Poetry isn't dead. That should be a fact.


           http://www.thedailybeast.com/newsweek/2003/05/05/poetry-is-dead-does-anybody-really-care.html
 Bruce Wexler has such a contradicting view on poetry.  In the beginning if his article, he seems to almost complain how no one cares about poetry anymore, how poetry is dead and forgotten.  But then, Wexler goes on to say how he was part of the reason it is now ‘dead’.   His “interest waned” when it came to the subject, he claims.  Wexler even goes as far as to make an excuse for the reason society ‘killed’ poetry, saying that the “intensely prosaic” 70s and 80s caused interest in it to decline.  He blames Reagan, senators, and the new generation as destroyers of poetry.  “People don't possess the patience to read a poem 20 times before the sound and sense of it takes hold,” he says.  Is this Wexler’s way of saying that society isn’t intelligent anymore?  That we’ve become dumb?  This is where its gets ironic.  Wexler is claiming that the decreased interest in poetic literature is due to the laziness of America; but then he also blames himself for the poetry’s ‘death’.  I’m getting a vibe that maybe Wexler is calling himself lazy and stupid.

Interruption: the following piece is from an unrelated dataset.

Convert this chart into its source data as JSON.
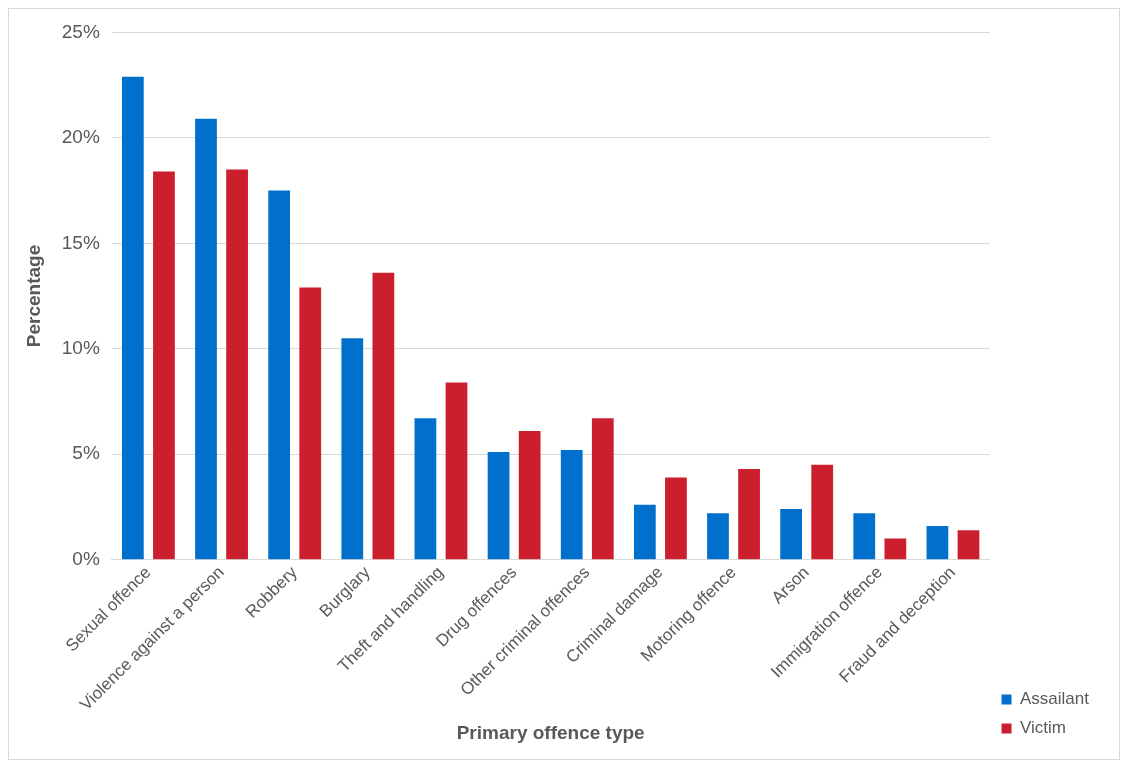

 Personally, I don’t think poetry is dead - and there are plenty of live poets that are famous today (Billy Collins!).   I agree with Wexler that poetry isn’t America’s top priority.  However, I don’t think he should use such a drastic term as ‘dead’ to describe this decrease in poetic interests.  And he shouldn’t use the fact that other people in society are lazy as his excuse for not liking or wanting to read it himself.